Is there any way I can claim back the US tax?
What form do I need to fill out to settle with the revenue?
As a sepearate question. I sold company shares this year. There is not CGT payable on them as I made an overall loss. Do I need to do a return to the revenu on this. What form do I fill out if any?
Sorry for all the questions.


----------



## ClubMan (17 Dec 2008)

Nomansland said:


> Hi lads,
> I have just gotten a statement in the door from my broker detailing the net dividend payable to me arising out of a share scheme I am in with my company. I have had US tax deducted at 15%. Does this mean that I have not filled out an up to date W8-ben?


Sounds like it.


> I know I have filled it out in the past. Does it need to be updated every year?


Not sure if it's every year but they definitely have to be renewed. In my experience your broker usually notifies you - e.g. _Datek/Ameritrade _in the past and _E*Trade _now in my case.


> Irish tax has been deducted @20%. However as I pay at the top rate, does this mean that I must pay the balance of tax up to 41% to the revenue.

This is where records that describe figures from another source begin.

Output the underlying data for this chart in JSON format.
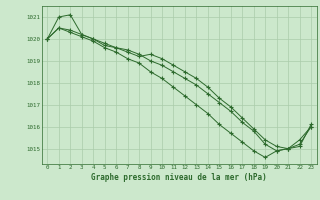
{
  "x": [
    0,
    1,
    2,
    3,
    4,
    5,
    6,
    7,
    8,
    9,
    10,
    11,
    12,
    13,
    14,
    15,
    16,
    17,
    18,
    19,
    20,
    21,
    22,
    23
  ],
  "series1": [
    1020.0,
    1020.5,
    1020.4,
    1020.2,
    1020.0,
    1019.8,
    1019.6,
    1019.4,
    1019.2,
    1019.3,
    1019.1,
    1018.8,
    1018.5,
    1018.2,
    1017.8,
    1017.3,
    1016.9,
    1016.4,
    1015.9,
    1015.4,
    1015.1,
    1015.0,
    1015.2,
    1016.0
  ],
  "series2": [
    1020.0,
    1020.5,
    1020.3,
    1020.1,
    1019.9,
    1019.6,
    1019.4,
    1019.1,
    1018.9,
    1018.5,
    1018.2,
    1017.8,
    1017.4,
    1017.0,
    1016.6,
    1016.1,
    1015.7,
    1015.3,
    1014.9,
    1014.6,
    1014.9,
    1015.0,
    1015.4,
    1016.0
  ],
  "series3": [
    1020.0,
    1021.0,
    1021.1,
    1020.2,
    1020.0,
    1019.7,
    1019.6,
    1019.5,
    1019.3,
    1019.0,
    1018.8,
    1018.5,
    1018.2,
    1017.9,
    1017.5,
    1017.1,
    1016.7,
    1016.2,
    1015.8,
    1015.2,
    1014.9,
    1015.0,
    1015.1,
    1016.1
  ],
  "line_color": "#2d6a2d",
  "marker_color": "#2d6a2d",
  "bg_color": "#cce8cc",
  "grid_color": "#aaccaa",
  "xlabel": "Graphe pression niveau de la mer (hPa)",
  "xlim": [
    -0.5,
    23.5
  ],
  "ylim": [
    1014.3,
    1021.5
  ],
  "yticks": [
    1015,
    1016,
    1017,
    1018,
    1019,
    1020,
    1021
  ],
  "xticks": [
    0,
    1,
    2,
    3,
    4,
    5,
    6,
    7,
    8,
    9,
    10,
    11,
    12,
    13,
    14,
    15,
    16,
    17,
    18,
    19,
    20,
    21,
    22,
    23
  ]
}
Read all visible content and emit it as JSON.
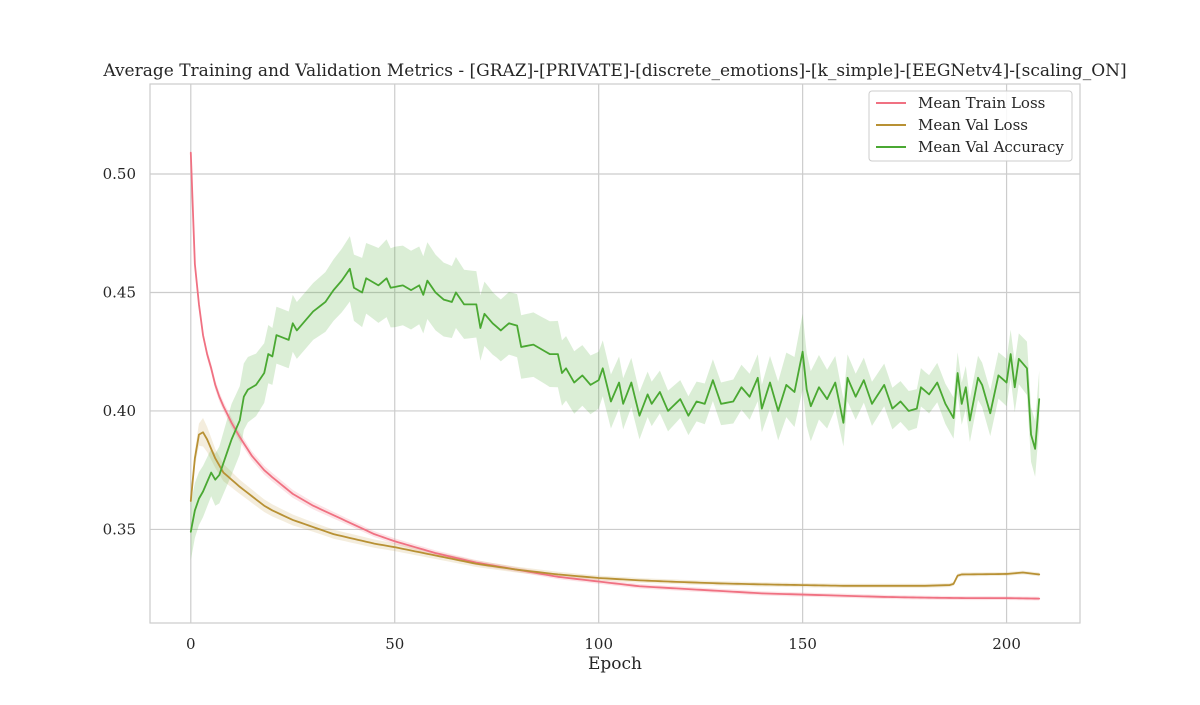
{
  "chart_data": {
    "type": "line",
    "title": "Average Training and Validation Metrics - [GRAZ]-[PRIVATE]-[discrete_emotions]-[k_simple]-[EEGNetv4]-[scaling_ON]",
    "xlabel": "Epoch",
    "ylabel": "",
    "xlim": [
      -10,
      218
    ],
    "ylim": [
      0.3105,
      0.538
    ],
    "xticks": [
      0,
      50,
      100,
      150,
      200
    ],
    "yticks": [
      0.35,
      0.4,
      0.45,
      0.5
    ],
    "xtick_labels": [
      "0",
      "50",
      "100",
      "150",
      "200"
    ],
    "ytick_labels": [
      "0.35",
      "0.40",
      "0.45",
      "0.50"
    ],
    "grid": true,
    "legend_position": "upper right",
    "epochs": 209,
    "series": [
      {
        "name": "Mean Train Loss",
        "color": "#f07182",
        "band_color": "#f07182",
        "key_points": [
          [
            0,
            0.509
          ],
          [
            1,
            0.462
          ],
          [
            2,
            0.445
          ],
          [
            3,
            0.432
          ],
          [
            4,
            0.424
          ],
          [
            5,
            0.418
          ],
          [
            6,
            0.411
          ],
          [
            7,
            0.406
          ],
          [
            8,
            0.402
          ],
          [
            10,
            0.395
          ],
          [
            12,
            0.389
          ],
          [
            15,
            0.381
          ],
          [
            18,
            0.375
          ],
          [
            20,
            0.372
          ],
          [
            25,
            0.365
          ],
          [
            30,
            0.36
          ],
          [
            35,
            0.356
          ],
          [
            40,
            0.352
          ],
          [
            45,
            0.348
          ],
          [
            50,
            0.345
          ],
          [
            60,
            0.34
          ],
          [
            70,
            0.336
          ],
          [
            80,
            0.333
          ],
          [
            90,
            0.33
          ],
          [
            100,
            0.328
          ],
          [
            110,
            0.326
          ],
          [
            120,
            0.325
          ],
          [
            130,
            0.324
          ],
          [
            140,
            0.323
          ],
          [
            150,
            0.3225
          ],
          [
            160,
            0.322
          ],
          [
            170,
            0.3215
          ],
          [
            180,
            0.3212
          ],
          [
            190,
            0.321
          ],
          [
            200,
            0.321
          ],
          [
            208,
            0.3208
          ]
        ],
        "band_points": [
          [
            0,
            0.001
          ],
          [
            5,
            0.002
          ],
          [
            10,
            0.002
          ],
          [
            20,
            0.0018
          ],
          [
            40,
            0.0013
          ],
          [
            80,
            0.001
          ],
          [
            208,
            0.0008
          ]
        ]
      },
      {
        "name": "Mean Val Loss",
        "color": "#b89134",
        "band_color": "#c9a453",
        "key_points": [
          [
            0,
            0.362
          ],
          [
            1,
            0.38
          ],
          [
            2,
            0.39
          ],
          [
            3,
            0.391
          ],
          [
            4,
            0.388
          ],
          [
            5,
            0.384
          ],
          [
            6,
            0.38
          ],
          [
            7,
            0.377
          ],
          [
            8,
            0.374
          ],
          [
            10,
            0.371
          ],
          [
            12,
            0.368
          ],
          [
            15,
            0.364
          ],
          [
            18,
            0.36
          ],
          [
            20,
            0.358
          ],
          [
            25,
            0.354
          ],
          [
            30,
            0.351
          ],
          [
            35,
            0.348
          ],
          [
            40,
            0.346
          ],
          [
            45,
            0.344
          ],
          [
            50,
            0.3425
          ],
          [
            60,
            0.339
          ],
          [
            70,
            0.3355
          ],
          [
            80,
            0.333
          ],
          [
            90,
            0.331
          ],
          [
            100,
            0.3295
          ],
          [
            110,
            0.3285
          ],
          [
            120,
            0.3278
          ],
          [
            130,
            0.3272
          ],
          [
            140,
            0.3268
          ],
          [
            150,
            0.3265
          ],
          [
            160,
            0.3262
          ],
          [
            170,
            0.3262
          ],
          [
            180,
            0.3262
          ],
          [
            186,
            0.3265
          ],
          [
            187,
            0.327
          ],
          [
            188,
            0.3305
          ],
          [
            189,
            0.331
          ],
          [
            200,
            0.3312
          ],
          [
            204,
            0.3318
          ],
          [
            208,
            0.331
          ]
        ],
        "band_points": [
          [
            0,
            0.002
          ],
          [
            3,
            0.006
          ],
          [
            6,
            0.004
          ],
          [
            12,
            0.003
          ],
          [
            30,
            0.002
          ],
          [
            60,
            0.0015
          ],
          [
            100,
            0.001
          ],
          [
            208,
            0.0008
          ]
        ]
      },
      {
        "name": "Mean Val Accuracy",
        "color": "#4aa832",
        "band_color": "#4aa832",
        "key_points": [
          [
            0,
            0.349
          ],
          [
            1,
            0.358
          ],
          [
            2,
            0.363
          ],
          [
            3,
            0.366
          ],
          [
            4,
            0.37
          ],
          [
            5,
            0.374
          ],
          [
            6,
            0.371
          ],
          [
            7,
            0.373
          ],
          [
            8,
            0.378
          ],
          [
            10,
            0.388
          ],
          [
            12,
            0.396
          ],
          [
            13,
            0.406
          ],
          [
            14,
            0.409
          ],
          [
            16,
            0.411
          ],
          [
            18,
            0.416
          ],
          [
            19,
            0.424
          ],
          [
            20,
            0.423
          ],
          [
            21,
            0.432
          ],
          [
            24,
            0.43
          ],
          [
            25,
            0.437
          ],
          [
            26,
            0.434
          ],
          [
            30,
            0.442
          ],
          [
            33,
            0.446
          ],
          [
            35,
            0.451
          ],
          [
            37,
            0.455
          ],
          [
            39,
            0.46
          ],
          [
            40,
            0.452
          ],
          [
            42,
            0.45
          ],
          [
            43,
            0.456
          ],
          [
            46,
            0.453
          ],
          [
            48,
            0.456
          ],
          [
            49,
            0.452
          ],
          [
            52,
            0.453
          ],
          [
            54,
            0.451
          ],
          [
            56,
            0.453
          ],
          [
            57,
            0.449
          ],
          [
            58,
            0.455
          ],
          [
            60,
            0.45
          ],
          [
            62,
            0.447
          ],
          [
            64,
            0.446
          ],
          [
            65,
            0.45
          ],
          [
            67,
            0.445
          ],
          [
            70,
            0.445
          ],
          [
            71,
            0.435
          ],
          [
            72,
            0.441
          ],
          [
            74,
            0.437
          ],
          [
            76,
            0.434
          ],
          [
            78,
            0.437
          ],
          [
            80,
            0.436
          ],
          [
            81,
            0.427
          ],
          [
            84,
            0.428
          ],
          [
            85,
            0.427
          ],
          [
            88,
            0.424
          ],
          [
            90,
            0.424
          ],
          [
            91,
            0.416
          ],
          [
            92,
            0.418
          ],
          [
            94,
            0.412
          ],
          [
            96,
            0.415
          ],
          [
            98,
            0.411
          ],
          [
            100,
            0.413
          ],
          [
            101,
            0.418
          ],
          [
            103,
            0.404
          ],
          [
            105,
            0.412
          ],
          [
            106,
            0.403
          ],
          [
            108,
            0.412
          ],
          [
            110,
            0.398
          ],
          [
            112,
            0.407
          ],
          [
            113,
            0.403
          ],
          [
            115,
            0.408
          ],
          [
            117,
            0.4
          ],
          [
            120,
            0.405
          ],
          [
            122,
            0.398
          ],
          [
            124,
            0.404
          ],
          [
            126,
            0.403
          ],
          [
            128,
            0.413
          ],
          [
            130,
            0.403
          ],
          [
            133,
            0.404
          ],
          [
            135,
            0.41
          ],
          [
            137,
            0.406
          ],
          [
            139,
            0.414
          ],
          [
            140,
            0.401
          ],
          [
            142,
            0.412
          ],
          [
            144,
            0.4
          ],
          [
            146,
            0.411
          ],
          [
            148,
            0.408
          ],
          [
            150,
            0.425
          ],
          [
            151,
            0.409
          ],
          [
            152,
            0.402
          ],
          [
            154,
            0.41
          ],
          [
            156,
            0.405
          ],
          [
            158,
            0.412
          ],
          [
            160,
            0.395
          ],
          [
            161,
            0.414
          ],
          [
            163,
            0.406
          ],
          [
            165,
            0.413
          ],
          [
            167,
            0.403
          ],
          [
            170,
            0.411
          ],
          [
            172,
            0.401
          ],
          [
            174,
            0.404
          ],
          [
            176,
            0.4
          ],
          [
            178,
            0.401
          ],
          [
            179,
            0.41
          ],
          [
            181,
            0.407
          ],
          [
            183,
            0.412
          ],
          [
            185,
            0.403
          ],
          [
            187,
            0.397
          ],
          [
            188,
            0.416
          ],
          [
            189,
            0.403
          ],
          [
            190,
            0.41
          ],
          [
            191,
            0.396
          ],
          [
            193,
            0.414
          ],
          [
            194,
            0.411
          ],
          [
            196,
            0.399
          ],
          [
            198,
            0.415
          ],
          [
            200,
            0.412
          ],
          [
            201,
            0.424
          ],
          [
            202,
            0.41
          ],
          [
            203,
            0.422
          ],
          [
            205,
            0.418
          ],
          [
            206,
            0.39
          ],
          [
            207,
            0.384
          ],
          [
            208,
            0.405
          ]
        ],
        "band_points": [
          [
            0,
            0.012
          ],
          [
            5,
            0.01
          ],
          [
            10,
            0.015
          ],
          [
            20,
            0.012
          ],
          [
            30,
            0.012
          ],
          [
            40,
            0.014
          ],
          [
            50,
            0.017
          ],
          [
            60,
            0.016
          ],
          [
            75,
            0.013
          ],
          [
            90,
            0.014
          ],
          [
            100,
            0.012
          ],
          [
            120,
            0.008
          ],
          [
            140,
            0.01
          ],
          [
            150,
            0.016
          ],
          [
            160,
            0.01
          ],
          [
            180,
            0.008
          ],
          [
            200,
            0.01
          ],
          [
            208,
            0.012
          ]
        ]
      }
    ]
  }
}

Yes - but I'm not sure where the 15% _US _witholding tax and (?) 20% _Irish _witholding tax comes into your situation?


> Is there any way I can claim back the US tax?


Depends on the double taxation treaty - this may allow you to claim a credit against _Irish _liabilities in respect of the _US _witholding tax.


> What form do I need to fill out to settle with the revenue?


_Form 12 _I presume?


> As a sepearate question. I sold company shares this year. There is not CGT payable on them as I made an overall loss. Do I need to do a return to the revenu on this. What form do I fill out if any?


See the _CGT _section of www.revenue.ie - it explains how to make a _CGT _return. You should probably make one even if there is no _CGT _liability if only to record the relevant figures.


----------



## Nomansland (22 Dec 2008)

Thanks for the response Club man. I have one final question though.
At what point are you required to make a a tax return on shares that have been sold? I left the cash proceeds of one transaction (in USD's $$) deposited with one of the brokers (UBS). Other company shares I had are managed by Davy. I have also sold these, converted to euro's and left the cash on deposit in my Davy account. Do I need to complete a tax return on these transactions now??

Thanks in advance.


----------



## ClubMan (22 Dec 2008)

Nomansland said:


> At what point are you required to make a a tax return on shares that have been sold?


See the _CGT _section of www.revenue.ie.


----------